The DNA test cannot be conducted in The Gambia, he admitted. And until it is done the remains would continue to be housed at the mortuary. According to a 2022 article by experts from NGO Justice Rapid Response, this situation “could negatively affect evidentiary value.” The Gambia’s Truth Commission, it reads, “faced significant capacity challenges in searching for the disappeared particularly around forensics. […] Following its investigative priorities, the [Truth Commission] proceeded with the exhumations [at the Yundum barracks] without the required technical knowledge on-site and with limited preparation and participation of victims' families. It had no comprehensive plans to conduct post-exhumation forensic analysis of the remains.”

Describing the conditions the remains are kept in, Gomez was not reassuring: “For three years I have not been there to check on the remains. Maybe the roof is leaking. Maybe they moved from fans to AC now. If the condition remains good in that store, then that will be fine. And I hope they remain fine because there is a mortuary.”

Plans for more exhumations?

According to its 2020 interim report, the TRRC discovered up to five suspected burial sites, estimating that it could find at least a hundred disappeared persons. The Commission planned to search for, recover, identify and return these bodies to their families. No exhumation, however, has been conducted since 2019.
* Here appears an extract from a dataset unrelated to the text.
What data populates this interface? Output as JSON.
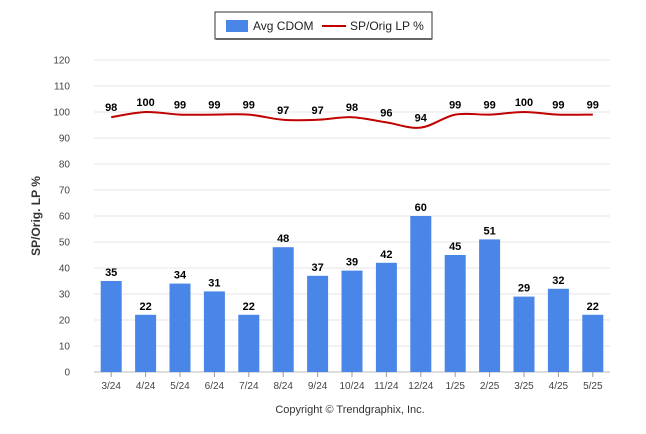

Justice Info contacted the former executive secretary of the Truth Commission, Baba Galleh Jallow, who suggested that we contact the Ministry of Justice as “the remains were handed over to them with recommendations to do the needful concerning them.” Last month, two experts from the Argentine Forensic Anthropology Team and one jurist from the University of Chicago Law School Global Human Rights Clinic came in The Gambia at the invitation of the African Network against Extrajudicial Killings and Enforced Disappearances (ANEKED), an NGO which proposed assistance to the Gambia Ministry of Justice. “Obviously, there is a tremendous urgency in need for comprehensive, rigorous, credible investigations both to give answers to the families and justice. There is a general lack of expertise in terms of technical forensic investigations, police investigations, and how you actually carry out the search for graves’ recovery and analysis, exhumation, and how at the level of doctors you carry out autopsies and forensic anthropological analysis at the lab level,” said the human rights advocate and lawyer from the University of Chicago Anjli Parrin to Justice Info after a four-day mission.

And soon it will be 30 years

In a June 20th press release, ANEKED and the Justice Ministry hoped “that the outcome of the mission will close capacity gaps […] to kick-start the search and identification of the remaining scores of victims of human rights violations identified by the [Truth Commission] that are still missing.”

For Gomez, even with the required expertise, there are uncertainties surrounding the identification process. “I am not 100% positive to say yes they will be able to identify all of them because I know the condition [of the remains]. It is a 50/50 thing. It is possible you might not, it is possible you might.”

Following the Truth commission’s recommendations, prosecutions of the top leaders of Jammeh’s military junta – including Jammeh, Singhateh, Sabally and senior military officers who allegedly participated in the November 11, 1994, tortures and killings – are now expected to commence early 2025, according to the recently disclosed government´s implementation plan. Towards the end of the year, the government said it plans to establish “a mechanism for the exhumation and identification of disappeared persons.” By the time it may bring results it will be 30 years since the killings took place.